Of the more than 100 assays tested so far, more than 30 have received or maintained EUA status. The remainder didn’t seek or receive authorization, and some had their EUAs rescinded in light of the evaluation data.

The Vaccine, Immunity, and Cancer Directorate at the Frederick National Laboratory; the Hemostasis Laboratory Branch in the Division of Blood Disorders at the Centers for Disease Control and Prevention; and the Department of Laboratory Medicine at the National Institutes of Health Clinical Center are cooperating with the FDA to evaluate the assays.

Each assay is tested against a vetted panel of seropositive and seronegative samples developed at the Frederick National Laboratory to assess both sensitivity and specificity. The seropositive samples were collected from people confirmed to have had COVID-19. Seronegative samples date from before the emergence of SARS-CoV-2 in 2019. Results from the tests are publicly available from the FDA and the CDC.

Parties that wish to have their assay evaluated through the program can do so by emailing CDRH-OIR-POPS@fda.hhs.gov. A full list of the information for inclusion in the email is available in the FAQ on the FDA website.

The Food and Drug Administration granted an Emergency Use Authorization in August for immunocompromised individuals and in September for people aged 65 years and older to receive a third dose of an mRNA SARS-CoV-2 vaccine.

Studies are ongoing, but data collected so far indicate that a third, additional dose for these populations would be beneficial.

Helping and fostering the development of guidelines and recommendations for vaccinations and antibody testing, including for immunocompromised individuals, remains one of the Clinical and Translational Serology Task Force’s (CTTF) major goals and a continuing source of collaboration with the FDA and the Centers for Disease Control and Prevention.
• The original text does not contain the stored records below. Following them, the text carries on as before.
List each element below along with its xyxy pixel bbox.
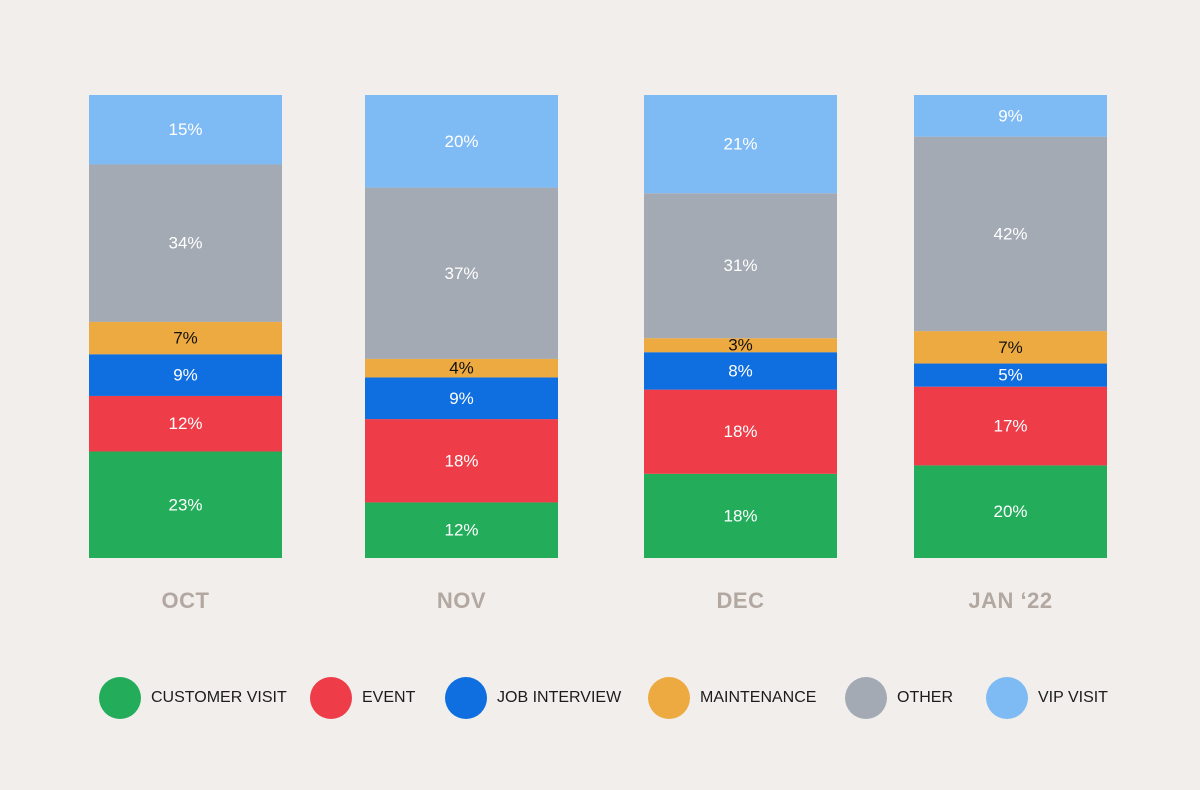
data-label-oct-job-interview: 9% (173, 366, 198, 385)
data-label-jan-22-job-interview: 5% (998, 366, 1023, 385)
segment-nov-other (365, 187, 558, 359)
legend-item-vip-visit: VIP VISIT (986, 676, 1108, 720)
segment-nov-event (365, 419, 558, 503)
data-label-nov-job-interview: 9% (449, 389, 474, 408)
segment-jan-22-customer-visit (914, 465, 1107, 558)
data-label-oct-maintenance: 7% (173, 329, 198, 348)
segment-dec-event (644, 389, 837, 474)
legend-item-job-interview: JOB INTERVIEW (445, 676, 621, 720)
legend-swatch-event (310, 677, 352, 719)
segment-oct-other (89, 164, 282, 322)
data-label-jan-22-event: 17% (993, 417, 1027, 436)
bar-oct: 23% 12% 9% 7% 34% 15% (89, 95, 282, 558)
data-label-jan-22-other: 42% (993, 224, 1027, 243)
legend-label-maintenance: MAINTENANCE (700, 689, 817, 706)
segment-dec-other (644, 193, 837, 339)
category-label-oct: OCT (162, 588, 210, 613)
legend-label-event: EVENT (362, 689, 416, 706)
segment-nov-customer-visit (365, 502, 558, 558)
bar-dec: 18% 18% 8% 3% 31% 21% (644, 95, 837, 558)
legend-label-job-interview: JOB INTERVIEW (497, 689, 622, 706)
segment-dec-vip-visit (644, 95, 837, 194)
legend-item-customer-visit: CUSTOMER VISIT (99, 676, 287, 720)
segment-nov-job-interview (365, 377, 558, 420)
segment-jan-22-job-interview (914, 363, 1107, 387)
category-label-nov: NOV (437, 588, 486, 613)
bar-nov: 12% 18% 9% 4% 37% 20% (365, 95, 558, 558)
legend-swatch-job-interview (445, 677, 487, 719)
data-label-jan-22-maintenance: 7% (998, 338, 1023, 357)
data-label-oct-event: 12% (168, 414, 202, 433)
segment-dec-maintenance (644, 338, 837, 353)
data-label-jan-22-customer-visit: 20% (993, 502, 1027, 521)
data-label-nov-customer-visit: 12% (444, 521, 478, 540)
data-label-oct-other: 34% (168, 234, 202, 253)
legend-swatch-maintenance (648, 677, 690, 719)
legend-label-other: OTHER (897, 689, 953, 706)
segment-jan-22-vip-visit (914, 95, 1107, 137)
data-label-oct-vip-visit: 15% (168, 120, 202, 139)
segment-oct-event (89, 395, 282, 452)
data-label-jan-22-vip-visit: 9% (998, 106, 1023, 125)
legend-swatch-customer-visit (99, 677, 141, 719)
data-label-nov-other: 37% (444, 264, 478, 283)
legend-swatch-other (845, 677, 887, 719)
segment-oct-job-interview (89, 354, 282, 396)
data-label-nov-maintenance: 4% (449, 359, 474, 378)
segment-oct-maintenance (89, 321, 282, 355)
data-label-dec-event: 18% (723, 422, 757, 441)
category-label-jan-22: JAN ‘22 (968, 588, 1052, 613)
data-label-nov-vip-visit: 20% (444, 132, 478, 151)
segment-nov-maintenance (365, 358, 558, 378)
legend-item-event: EVENT (310, 676, 415, 720)
legend-item-maintenance: MAINTENANCE (648, 676, 816, 720)
data-label-dec-other: 31% (723, 256, 757, 275)
segment-oct-customer-visit (89, 451, 282, 558)
segment-dec-job-interview (644, 352, 837, 390)
stacked-bar-chart: 23% 12% 9% 7% 34% 15% OCT 12% 18% 9% 4% 37% 20% NOV 18… (89, 95, 1107, 613)
category-label-dec: DEC (717, 588, 765, 613)
data-label-dec-job-interview: 8% (728, 361, 753, 380)
segment-oct-vip-visit (89, 95, 282, 165)
data-label-dec-vip-visit: 21% (723, 135, 757, 154)
segment-nov-vip-visit (365, 95, 558, 188)
segment-jan-22-other (914, 136, 1107, 332)
legend-item-other: OTHER (845, 676, 953, 720)
bar-jan-22: 20% 17% 5% 7% 42% 9% (914, 95, 1107, 558)
legend-label-customer-visit: CUSTOMER VISIT (151, 689, 287, 706)
segment-jan-22-event (914, 386, 1107, 466)
data-label-dec-maintenance: 3% (728, 336, 753, 355)
data-label-nov-event: 18% (444, 451, 478, 470)
data-label-dec-customer-visit: 18% (723, 506, 757, 525)
data-label-oct-customer-visit: 23% (168, 495, 202, 514)
segment-dec-customer-visit (644, 473, 837, 558)
segment-jan-22-maintenance (914, 331, 1107, 364)
legend-swatch-vip-visit (986, 677, 1028, 719)
legend-label-vip-visit: VIP VISIT (1038, 689, 1108, 706)
legend: CUSTOMER VISIT EVENT JOB INTERVIEW MAINTENA… (0, 676, 1200, 720)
Planning for a trial of an additional vaccine dose in cancer patients and other immunocompromised people is underway.

Several studies have shown that two doses may not be enough in these groups. Cancer patients with solid tumors were previously shown to manifest low antibody responses after two doses of an mRNA vaccine. Those with blood cancers tend to have even lower levels, as do individuals receiving immunosuppressive therapies. People who underwent an organ transplant had some of the lowest antibody responses across a comparison of cohorts from various studies.
Capping it off, some people had no significant antibody response at all.
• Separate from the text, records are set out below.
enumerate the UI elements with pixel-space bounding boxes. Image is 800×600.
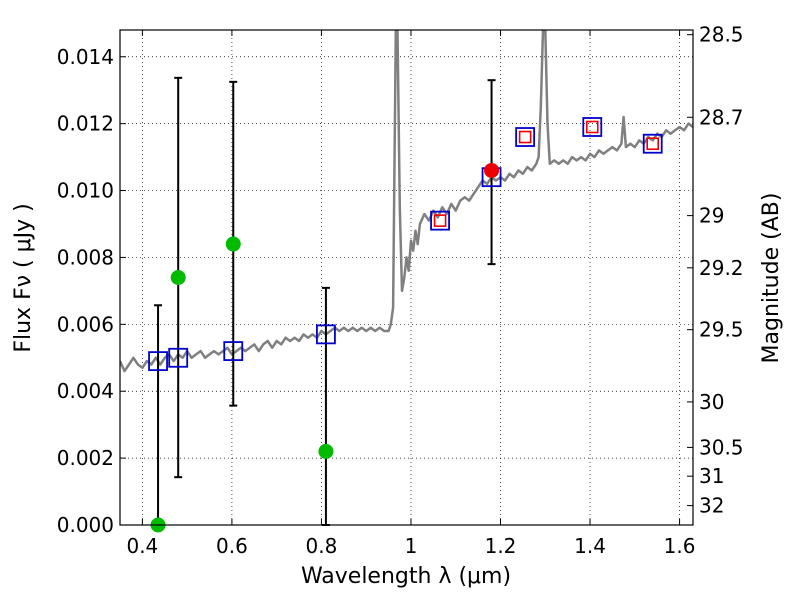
y-tick-label: 0.000 <box>57 513 114 537</box>
x-tick-label: 1.2 <box>485 534 517 558</box>
grid <box>120 30 693 526</box>
y-tick-label: 0.004 <box>57 379 114 403</box>
y-tick-label: 0.012 <box>57 112 114 136</box>
y-tick-label: 0.002 <box>57 446 114 470</box>
y2-tick-label: 28.5 <box>699 23 744 47</box>
y2-tick-label: 28.7 <box>699 105 744 129</box>
y2-tick-label: 29 <box>699 204 724 228</box>
y-tick-label: 0.014 <box>57 45 114 69</box>
x-tick-label: 1.4 <box>574 534 606 558</box>
model-photometry-square <box>316 324 336 345</box>
x-axis-label: Wavelength λ (μm) <box>301 564 511 589</box>
spectrum-layer <box>120 30 693 373</box>
model-photometry-square <box>515 127 536 147</box>
y-tick-label: 0.006 <box>57 312 114 336</box>
x-tick-label: 0.8 <box>306 534 338 558</box>
y2-tick-label: 29.2 <box>699 256 744 280</box>
observed-square-marker <box>518 130 532 144</box>
plot-frame <box>119 29 694 526</box>
upper-limit-marker <box>225 236 241 252</box>
axes-layer: 0.4 0.6 0.8 1 1.2 1.4 1.6 0.000 0.002 0.004 0.006 0… <box>57 23 744 558</box>
model-photometry-square <box>168 347 189 368</box>
y2-tick-label: 30.5 <box>699 435 744 459</box>
observed-square-marker <box>585 120 599 134</box>
upper-limit-marker <box>318 443 334 459</box>
observed-square-marker <box>646 137 660 151</box>
y2-tick-label: 29.5 <box>699 318 744 342</box>
y-tick-label: 0.010 <box>57 179 114 203</box>
y2-tick-label: 31 <box>699 464 724 488</box>
x-tick-label: 0.6 <box>216 534 248 558</box>
upper-limit-marker <box>170 270 186 285</box>
model-photometry-square <box>642 133 663 154</box>
model-photometry-square <box>430 210 450 231</box>
y-tick-label: 0.008 <box>57 245 114 269</box>
model-photometry-square <box>148 351 168 372</box>
y-axis-label: Flux Fν ( μJy ) <box>11 203 36 352</box>
model-photometry-square <box>582 117 603 137</box>
y2-tick-label: 30 <box>699 390 724 414</box>
observed-square-marker <box>433 214 447 227</box>
x-tick-label: 1 <box>405 534 418 558</box>
x-tick-label: 0.4 <box>126 534 158 558</box>
x-tick-label: 1.6 <box>664 534 696 558</box>
y2-axis-label: Magnitude (AB) <box>759 193 784 364</box>
points-layer <box>148 76 663 533</box>
detection-marker <box>484 162 500 178</box>
y2-tick-label: 32 <box>699 494 724 518</box>
spectrum-line <box>120 30 693 373</box>
model-photometry-square <box>223 341 244 361</box>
Meanwhile, “there are promising emerging results suggesting that a third dose of the mRNA vaccines enhances antibody response in individuals that did not respond to the first vaccine series,” said CTTF Co-chair Ligia Pinto, Ph.D., director of the Vaccine, Immunity, and Cancer Directorate at Frederick National Laboratory.

Several recent studies examined immune responses to a third dose in various cohorts of people who received an organ transplant or who were receiving hemodialysis. Of those who remained seronegative after two doses, between 33 percent and 50 percent became seropositive after receiving the third.

A third dose in people aged 65 and older can be similarly important. That group is at the highest risk of developing cancer. A malignancy would further jeopardize their immune systems’ ability to respond to SARS-CoV-2.

Antibody titers haven’t been confirmed as an official correlate of protection against SARS-CoV-2, but the scientific community recognizes antibodies’ importance in defending against infection and the disease. Efforts to measure responses and elicit stronger ones across patient populations continue.
A booster trial in cancer patients who didn’t generate detectable antibody levels after two doses of mRNA vaccine, involving a homologous and a heterologous third dose of vaccine, is under planning phases and discussion at the CTTF.